Houve e ainda havia tempo mais do que suficiente para as forças de segurança, federais e do próprio Estado do Paraná, se organizarem para que o ato processual seja realizado no dia 3 de maio próximo em Curitiba, com a presença de Lula e a ordem pública garantida.

E mais: o Poder Executivo Nacional não conta apenas com a Polícia Federal. Tem as Forças Armadas e a Força Nacional de Segurança (Guarda Nacional) para a garantia da lei e da ordem públicas. Fora isso, o Estado do Paraná conta com a sua Policia Militar. Ou será que todo esse aparato oficial não é suficiente e não se encontra preparado para atuar?

SEM JUSTIFICATIVA – Nem se podia alegar situação ou ocorrência que a todos pegou de surpresa e exigiu ação de emergência. Ainda que assim fosse, os militares e as polícias devem sempre estar preparadas para intervir em situações inesperadas, o que não é o caso.

Além do mais, a Polícia Federal destina-se a investigar infrações penais contra a ordem política e social ou em prejuízo de bens e serviços do interesse da União. Prevenir e reprimir o tráfico ilícito de drogas. Exercer a polícia marítima, aeroportuária e fronteiriça e exercer, com exclusividade, as funções de polícia judiciária da União.

É o que consta do artigo 144 da Constituição Federal. Portanto, não cabe à Polícia Federal a manutenção de ordem pública. Já às policias militares cabem o policiamento ostensivo e a preservação da segurança pública que, em situações previstas em lei, devem ser auxiliadas pela Força Nacional de Segurança e pelas Forças Armadas.

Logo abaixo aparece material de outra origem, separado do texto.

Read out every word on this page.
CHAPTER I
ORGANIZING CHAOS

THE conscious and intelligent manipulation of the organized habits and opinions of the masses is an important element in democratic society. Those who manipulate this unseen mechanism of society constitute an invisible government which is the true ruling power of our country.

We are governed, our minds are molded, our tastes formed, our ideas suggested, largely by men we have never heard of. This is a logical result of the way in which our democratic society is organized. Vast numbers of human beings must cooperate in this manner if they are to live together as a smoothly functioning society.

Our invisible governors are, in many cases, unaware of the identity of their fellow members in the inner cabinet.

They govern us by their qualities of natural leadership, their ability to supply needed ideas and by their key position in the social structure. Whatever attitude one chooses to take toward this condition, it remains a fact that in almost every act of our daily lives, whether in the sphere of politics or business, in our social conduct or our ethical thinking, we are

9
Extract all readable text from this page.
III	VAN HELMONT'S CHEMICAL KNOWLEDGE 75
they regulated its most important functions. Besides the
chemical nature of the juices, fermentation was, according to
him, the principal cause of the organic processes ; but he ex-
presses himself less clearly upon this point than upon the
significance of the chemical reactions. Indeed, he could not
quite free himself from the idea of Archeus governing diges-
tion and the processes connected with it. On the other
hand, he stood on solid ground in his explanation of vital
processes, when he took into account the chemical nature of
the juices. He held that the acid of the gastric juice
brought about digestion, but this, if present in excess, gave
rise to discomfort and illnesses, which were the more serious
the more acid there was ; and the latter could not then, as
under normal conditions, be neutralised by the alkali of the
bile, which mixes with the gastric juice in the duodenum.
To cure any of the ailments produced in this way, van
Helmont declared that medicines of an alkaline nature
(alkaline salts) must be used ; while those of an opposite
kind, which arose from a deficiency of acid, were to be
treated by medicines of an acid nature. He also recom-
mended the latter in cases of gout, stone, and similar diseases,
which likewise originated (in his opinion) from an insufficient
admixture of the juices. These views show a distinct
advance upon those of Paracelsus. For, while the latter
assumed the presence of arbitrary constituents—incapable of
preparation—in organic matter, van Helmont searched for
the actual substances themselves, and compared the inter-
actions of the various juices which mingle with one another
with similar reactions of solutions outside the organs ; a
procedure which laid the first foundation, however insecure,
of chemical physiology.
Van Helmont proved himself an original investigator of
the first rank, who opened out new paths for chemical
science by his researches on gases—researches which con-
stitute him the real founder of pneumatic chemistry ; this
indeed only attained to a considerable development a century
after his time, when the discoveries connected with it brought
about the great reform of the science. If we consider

FRAQUEZA –  Conclui-se que a Polícia Federal, sem legitimidade e sem poder, peticionou mal ao Juiz Federal Sérgio Moro. Que a União (governo brasileiro) demonstrou fraqueza e despreparo de sua força de segurança nacional, sucumbindo, de antemão, para um anunciado movimento que ninguém sabe dizer de onde parte e quem o coordena. Que o Judiciário foi posto contra a parede e subjugado ao Executivo que passa a dizer quando um ex-presidente da Republica, réu em ação penal, pode ou não pode ser interrogado pelo juiz que a preside.

E  o governo do Paraná incorreu no mesmo erro. Enfim, a questão da segurança pública não é problema para o juiz Moro resolver. Cumpre à Federação como um todo e, especificamente, ao Estado do Paraná, o dever de manter a ordem pública, em qualquer ocasião, mormente naquela prevista como muito tempo de antecedência. Foi uma pena o juiz Sérgio Moro ter sido levado a deferir o pedido da Polícia Federal e adiar a audiência do ex-presidente Lula.